A doctor can’t tell if someone is black, Asian, or white just by looking at their X-rays. But a computer can, according to a surprising new paper by an international team of scientists, including researchers from the Massachusetts Institute of Technology and Harvard Medical School.

The study found that an artificial intelligence program trained to read X-rays and CT scans can predict a person’s race with 90 percent accuracy. But the scientists who conducted the study say they have no idea how the computer finds out.

“When my graduate students showed me some of the results in this article, I actually thought it was a mistake,” said Marzyeh Ghassemi, an MIT assistant professor of electrical engineering and computer science, and co-author of the paper, who wrote on Wednesday. was published in the medical journal Lancet Digital Health. “I really thought my students were crazy when they told me.”

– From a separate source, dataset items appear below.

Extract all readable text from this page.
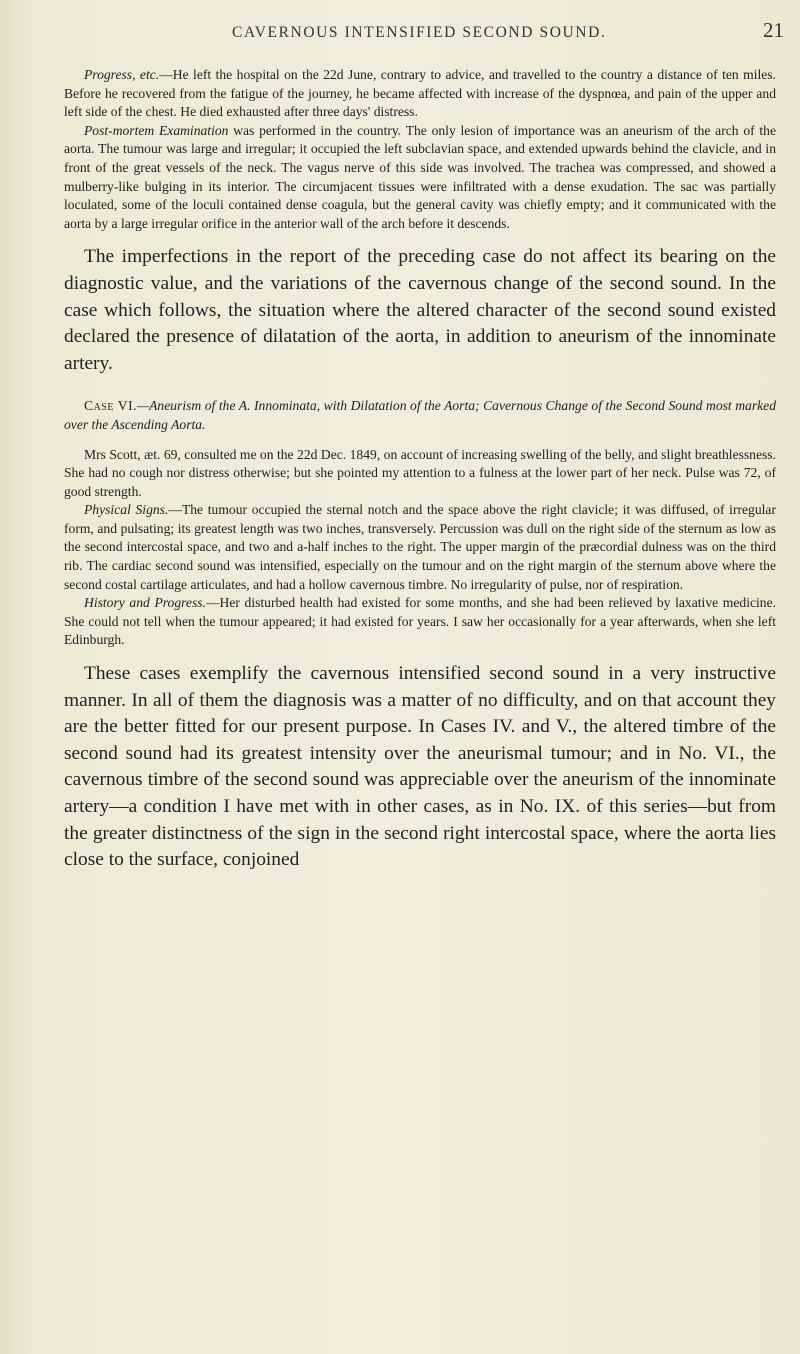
CAVERNOUS INTENSIFIED SECOND SOUND.	21

Progress, etc.—He left the hospital on the 22d June, contrary to advice, and travelled to the country a distance of ten miles. Before he recovered from the fatigue of the journey, he became affected with increase of the dyspnœa, and pain of the upper and left side of the chest. He died exhausted after three days' distress.

Post-mortem Examination was performed in the country. The only lesion of importance was an aneurism of the arch of the aorta. The tumour was large and irregular; it occupied the left subclavian space, and extended upwards behind the clavicle, and in front of the great vessels of the neck. The vagus nerve of this side was involved. The trachea was compressed, and showed a mulberry-like bulging in its interior. The circumjacent tissues were infiltrated with a dense exudation. The sac was partially loculated, some of the loculi contained dense coagula, but the general cavity was chiefly empty; and it communicated with the aorta by a large irregular orifice in the anterior wall of the arch before it descends.

The imperfections in the report of the preceding case do not affect its bearing on the diagnostic value, and the variations of the cavernous change of the second sound. In the case which follows, the situation where the altered character of the second sound existed declared the presence of dilatation of the aorta, in addition to aneurism of the innominate artery.

Case VI.—Aneurism of the A. Innominata, with Dilatation of the Aorta; Cavernous Change of the Second Sound most marked over the Ascending Aorta.

Mrs Scott, æt. 69, consulted me on the 22d Dec. 1849, on account of increasing swelling of the belly, and slight breathlessness. She had no cough nor distress otherwise; but she pointed my attention to a fulness at the lower part of her neck. Pulse was 72, of good strength.

Physical Signs.—The tumour occupied the sternal notch and the space above the right clavicle; it was diffused, of irregular form, and pulsating; its greatest length was two inches, transversely. Percussion was dull on the right side of the sternum as low as the second intercostal space, and two and a-half inches to the right. The upper margin of the præcordial dulness was on the third rib. The cardiac second sound was intensified, especially on the tumour and on the right margin of the sternum above where the second costal cartilage articulates, and had a hollow cavernous timbre. No irregularity of pulse, nor of respiration.

History and Progress.—Her disturbed health had existed for some months, and she had been relieved by laxative medicine. She could not tell when the tumour appeared; it had existed for years. I saw her occasionally for a year afterwards, when she left Edinburgh.

These cases exemplify the cavernous intensified second sound in a very instructive manner. In all of them the diagnosis was a matter of no difficulty, and on that account they are the better fitted for our present purpose. In Cases IV. and V., the altered timbre of the second sound had its greatest intensity over the aneurismal tumour; and in No. VI., the cavernous timbre of the second sound was appreciable over the aneurism of the innominate artery—a condition I have met with in other cases, as in No. IX. of this series—but from the greater distinctness of the sign in the second right intercostal space, where the aorta lies close to the surface, conjoined
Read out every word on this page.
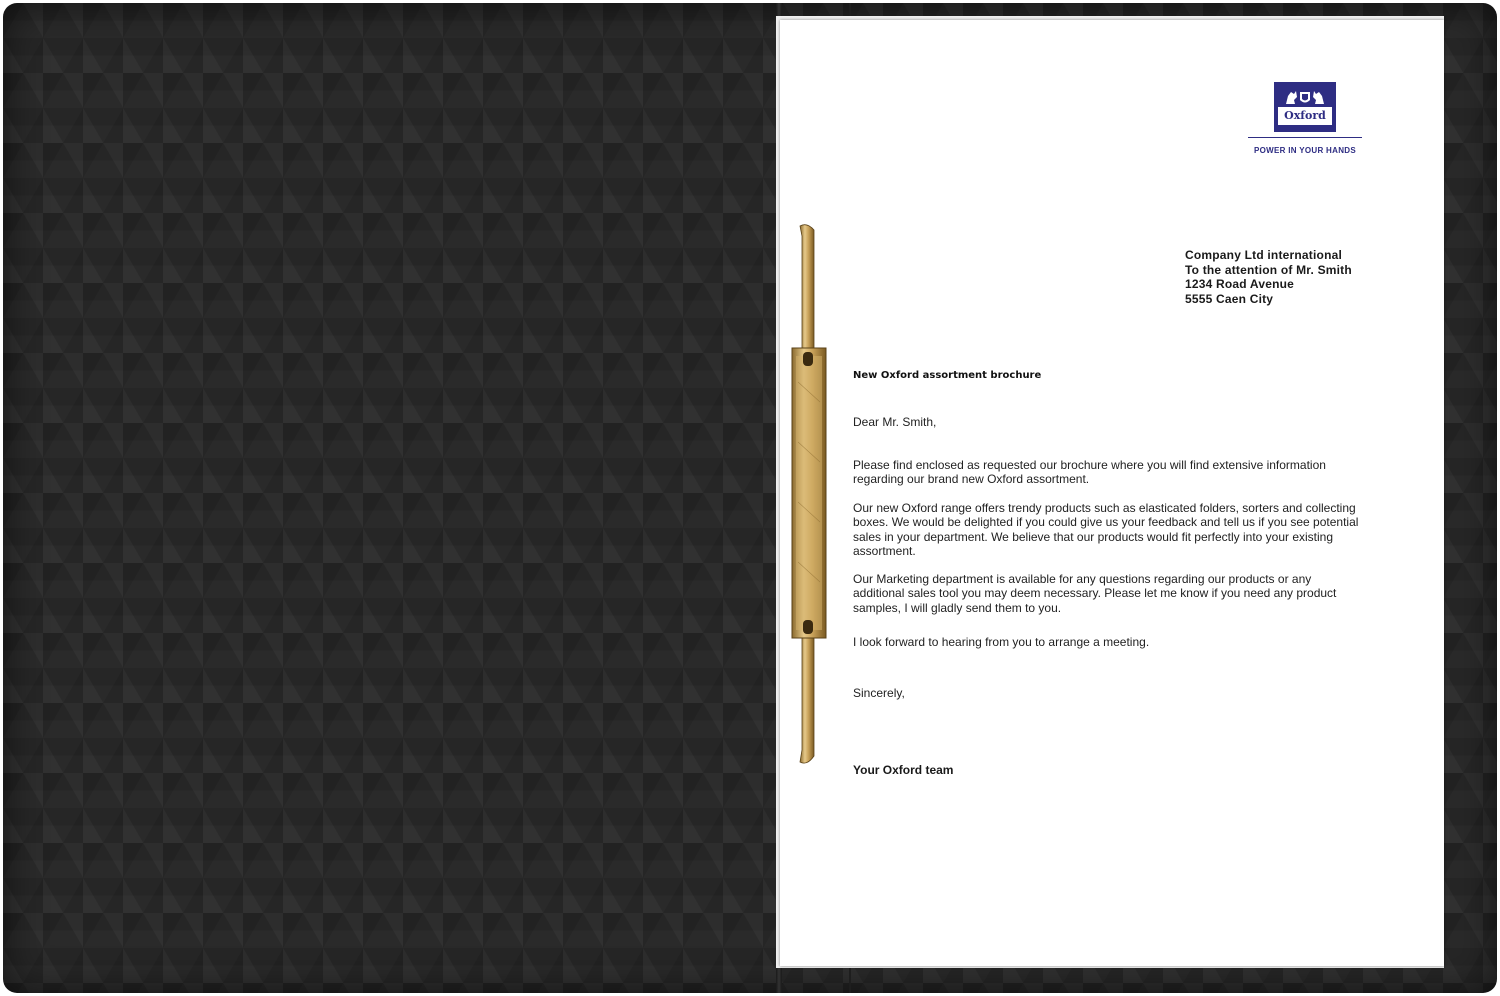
Oxford
POWER IN YOUR HANDS
Company Ltd international
To the attention of Mr. Smith
1234 Road Avenue
5555 Caen City
New Oxford assortment brochure
Dear Mr. Smith,
Please find enclosed as requested our brochure where you will find extensive information regarding our brand new Oxford assortment.
Our new Oxford range offers trendy products such as elasticated folders, sorters and collecting boxes. We would be delighted if you could give us your feedback and tell us if you see potential sales in your department. We believe that our products would fit perfectly into your existing assortment.
Our Marketing department is available for any questions regarding our products or any additional sales tool you may deem necessary. Please let me know if you need any product samples, I will gladly send them to you.
I look forward to hearing from you to arrange a meeting.
Sincerely,
Your Oxford team
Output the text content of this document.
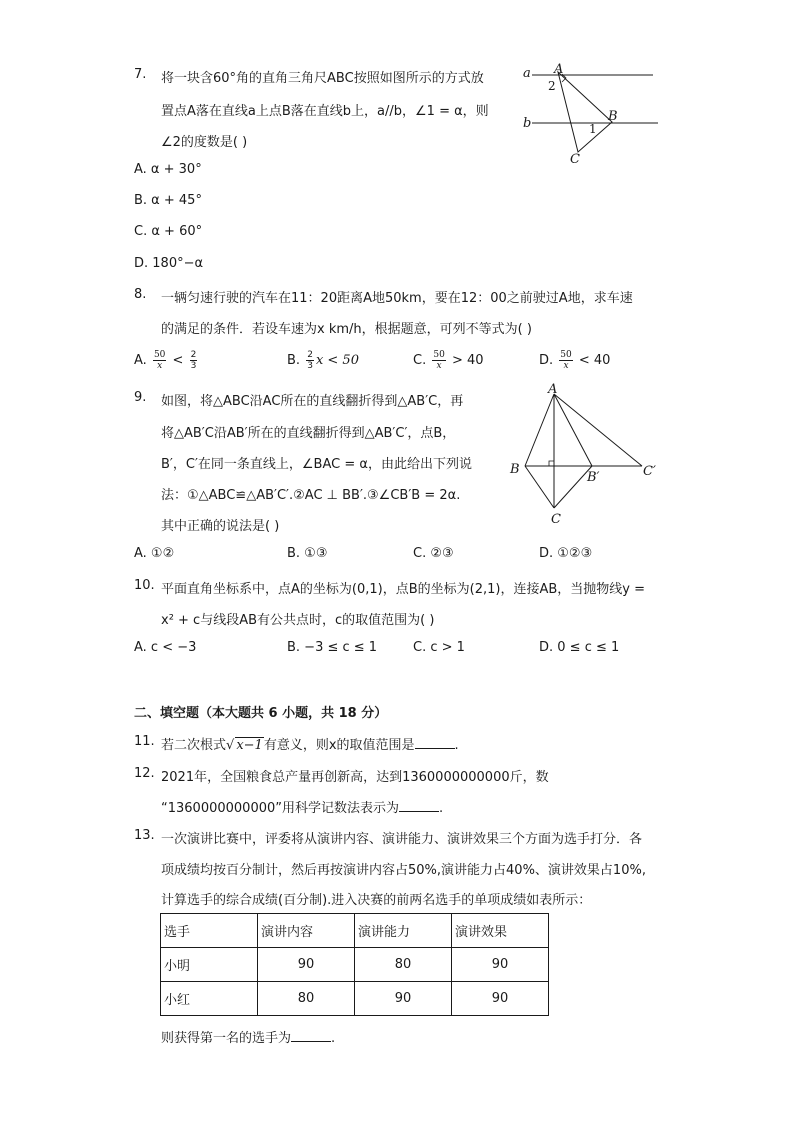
7. 将一块含60°角的直角三角尺ABC按照如图所示的方式放
置点A落在直线a上点B落在直线b上，a//b，∠1 = α，则
∠2的度数是( )
A. α + 30°
B. α + 45°
C. α + 60°
D. 180°−α
a
b
A
B
C
1
2
8. 一辆匀速行驶的汽车在11：20距离A地50km，要在12：00之前驶过A地，求车速
的满足的条件．若设车速为x km/h，根据题意，可列不等式为( )
A. $\frac{50}{x} < \frac{2}{3}$	B. $\frac{2}{3}$ x < 50	C. $\frac{50}{x} > 40$	D. $\frac{50}{x} < 40$
9. 如图，将△ABC沿AC所在的直线翻折得到△AB′C，再
将△AB′C沿AB′所在的直线翻折得到△AB′C′，点B，
B′，C′在同一条直线上，∠BAC = α，由此给出下列说
法：①△ABC≌△AB′C′.②AC ⊥ BB′.③∠CB′B = 2α.
其中正确的说法是( )
A. ①②	B. ①③	C. ②③	D. ①②③
A
B
B′
C
C′
10. 平面直角坐标系中，点A的坐标为(0,1)，点B的坐标为(2,1)，连接AB，当抛物线y =
x² + c与线段AB有公共点时，c的取值范围为( )
A. c < −3	B. −3 ≤ c ≤ 1	C. c > 1	D. 0 ≤ c ≤ 1
二、填空题（本大题共 6 小题，共 18 分）
11. 若二次根式√ x−1有意义，则x的取值范围是	.
12. 2021年，全国粮食总产量再创新高，达到1360000000000斤，数
“1360000000000”用科学记数法表示为	.
13. 一次演讲比赛中，评委将从演讲内容、演讲能力、演讲效果三个方面为选手打分．各
项成绩均按百分制计，然后再按演讲内容占50%,演讲能力占40%、演讲效果占10%,
计算选手的综合成绩(百分制).进入决赛的前两名选手的单项成绩如表所示：
选手	演讲内容	演讲能力	演讲效果
小明	90	80	90
小红	80	90	90
则获得第一名的选手为	.
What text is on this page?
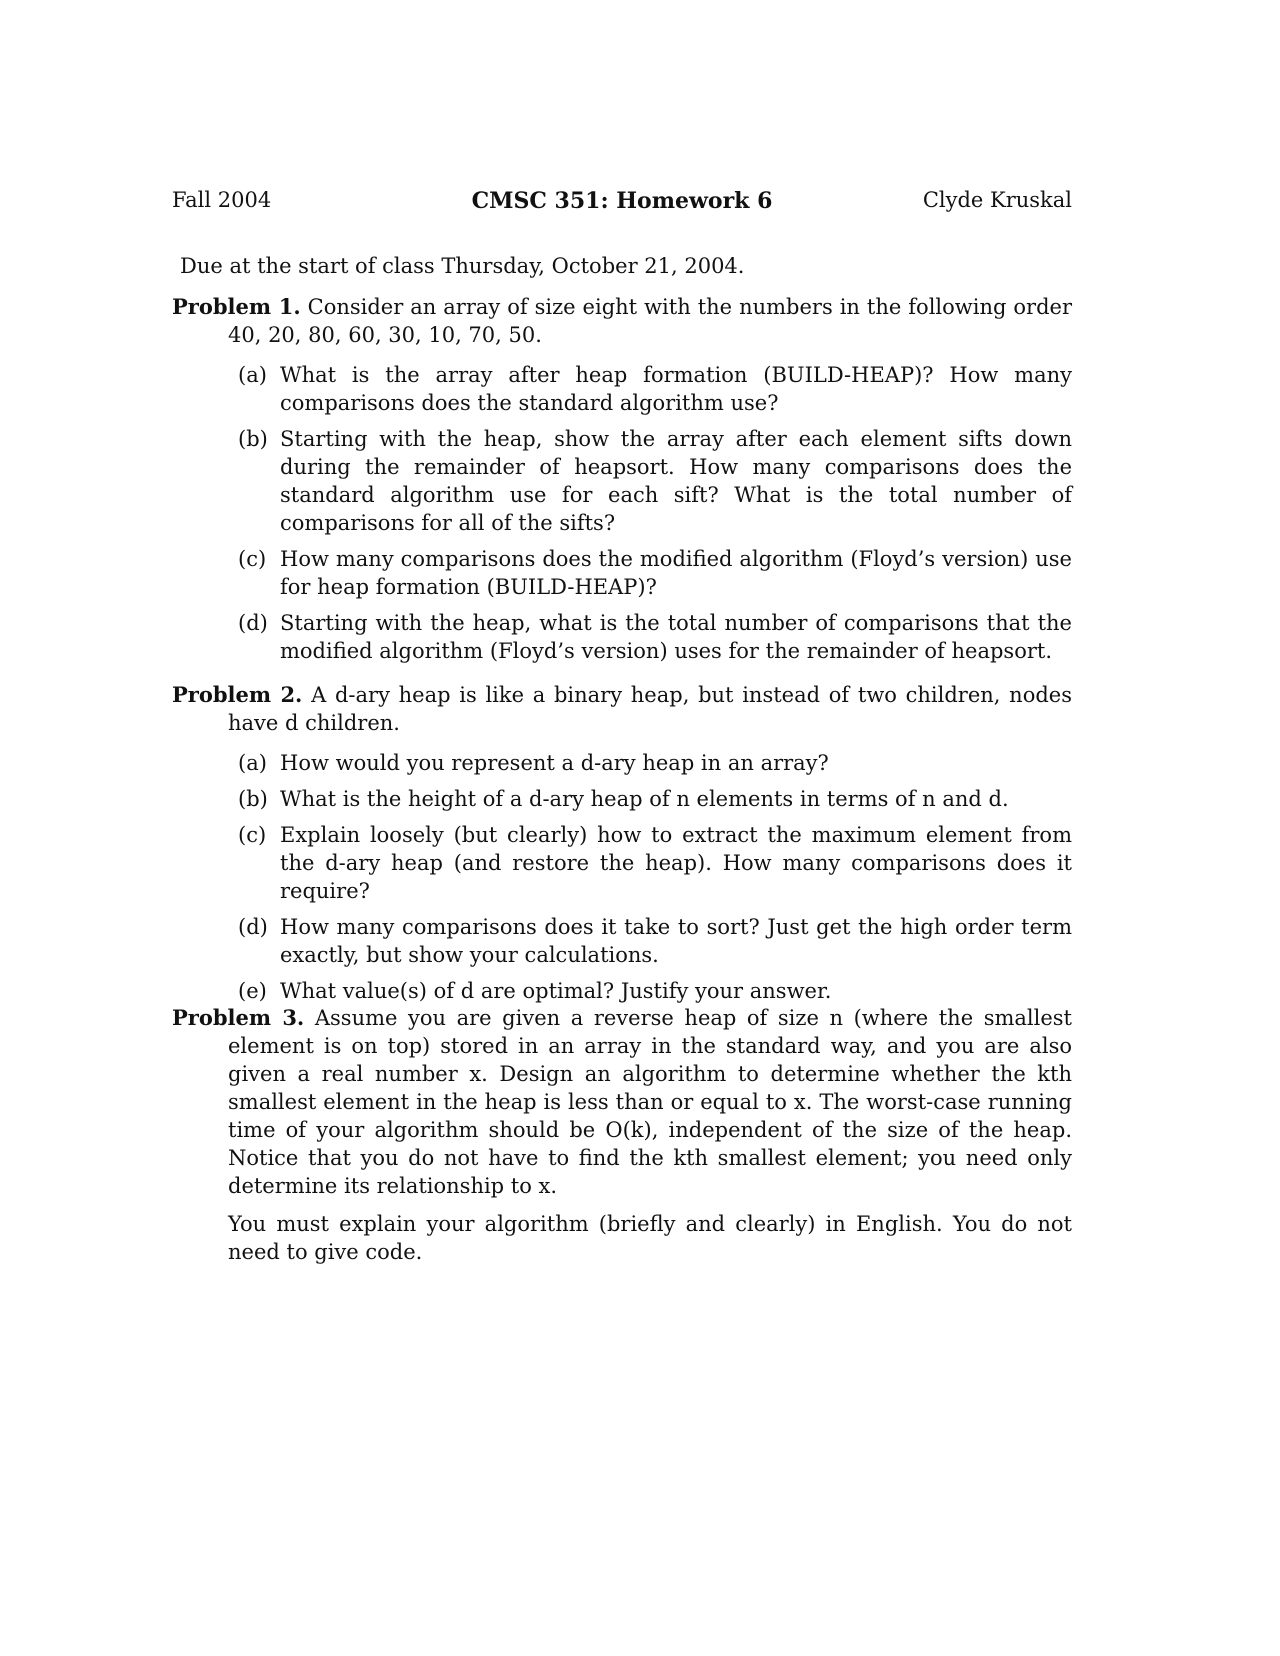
Fall 2004	CMSC 351: Homework 6	Clyde Kruskal
Due at the start of class Thursday, October 21, 2004.
Problem 1. Consider an array of size eight with the numbers in the following order 40, 20, 80, 60, 30, 10, 70, 50.
(a) What is the array after heap formation (BUILD-HEAP)? How many comparisons does the standard algorithm use?
(b) Starting with the heap, show the array after each element sifts down during the remainder of heapsort. How many comparisons does the standard algorithm use for each sift? What is the total number of comparisons for all of the sifts?
(c) How many comparisons does the modified algorithm (Floyd’s version) use for heap formation (BUILD-HEAP)?
(d) Starting with the heap, what is the total number of comparisons that the modified algorithm (Floyd’s version) uses for the remainder of heapsort.
Problem 2. A d-ary heap is like a binary heap, but instead of two children, nodes have d children.
(a) How would you represent a d-ary heap in an array?
(b) What is the height of a d-ary heap of n elements in terms of n and d.
(c) Explain loosely (but clearly) how to extract the maximum element from the d-ary heap (and restore the heap). How many comparisons does it require?
(d) How many comparisons does it take to sort? Just get the high order term exactly, but show your calculations.
(e) What value(s) of d are optimal? Justify your answer.
Problem 3. Assume you are given a reverse heap of size n (where the smallest element is on top) stored in an array in the standard way, and you are also given a real number x. Design an algorithm to determine whether the kth smallest element in the heap is less than or equal to x. The worst-case running time of your algorithm should be O(k), independent of the size of the heap. Notice that you do not have to find the kth smallest element; you need only determine its relationship to x.
You must explain your algorithm (briefly and clearly) in English. You do not need to give code.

At a time when AI software is increasingly being used to help doctors make diagnostic decisions, the study raises the troubling prospect that AI-based diagnostic systems could unintentionally generate racially biased results. For example, an AI (with access to X-rays) can automatically recommend a particular course of treatment for all black patients, regardless of whether it’s best for a specific person. Meanwhile, the patient’s human doctor would not know that the AI ​​based its diagnosis on racial data.

The research effort was born when the scientists noticed that an AI program for examining chest X-rays was more likely to miss signs of disease in black patients. “We wondered, how can that be if computers can’t tell a person’s race?” said Leo Anthony Celi, another co-author and an associate professor at Harvard Medical School.

The research team, made up of scientists from the US, Canada, Australia and Taiwan, first trained an AI system using standard data sets from X-rays and CT scans, with each image labeled with the person’s race. The images came from various parts of the body, including the chest, hand and spine. The diagnostic images examined by the computer did not contain any obvious characteristics of race, such as skin color or hair texture.

After the software showed large numbers of race-labeled images, several sets of unlabeled images were then shown. The program was able to identify the race of people in the images with remarkable accuracy, often well above 90 percent. Even when images of people of the same size or age or gender were analyzed, the AI ​​accurately distinguished between black and white patients.

But how? Ghassemi and her colleagues remain baffled, but she suspects it has something to do with melanin, the pigment that determines skin color. Perhaps X-rays and CT scanners detect the higher melanin content of dark skin and incorporate this information into the digital image in a way that human users have never noticed before. It will take a lot more research to be sure.

Could the test results be evidence of inborn differences between people of different races? Alan Goodman, professor of biological anthropology at Hampshire College and co-author of the book “Racism Not Race,” thinks not. Goodman expressed skepticism about the paper’s conclusions and said he doubted other researchers would be able to reproduce the results. But even if they do, he thinks it’s all about geography, not race.

Goodman said geneticists have found no evidence of substantial racial differences in the human genome. But they do find large differences between people based on where their ancestors lived. “Instead of using race, would the machine do just as well if they looked at someone’s geographic coordinates?” asked Goedman. “My feeling is that the machine would do just as well.”

In other words, an AI could determine on an X-ray that one person’s ancestors came from Northern Europe, another from Central Africa, and a third from Japan. “You call this breed. I call this geographic variation,” Goodman says. (Still, he admitted it’s unclear how the AI ​​could detect this geographic variation on an X-ray alone.)

In any case, Celi said doctors should be reluctant to use AI diagnostic tools that could automatically produce biased results.

“We need to take a break,” he said. “We cannot rush to bring the algorithms to hospitals and clinics until we are sure they are not making racist or sexist decisions.”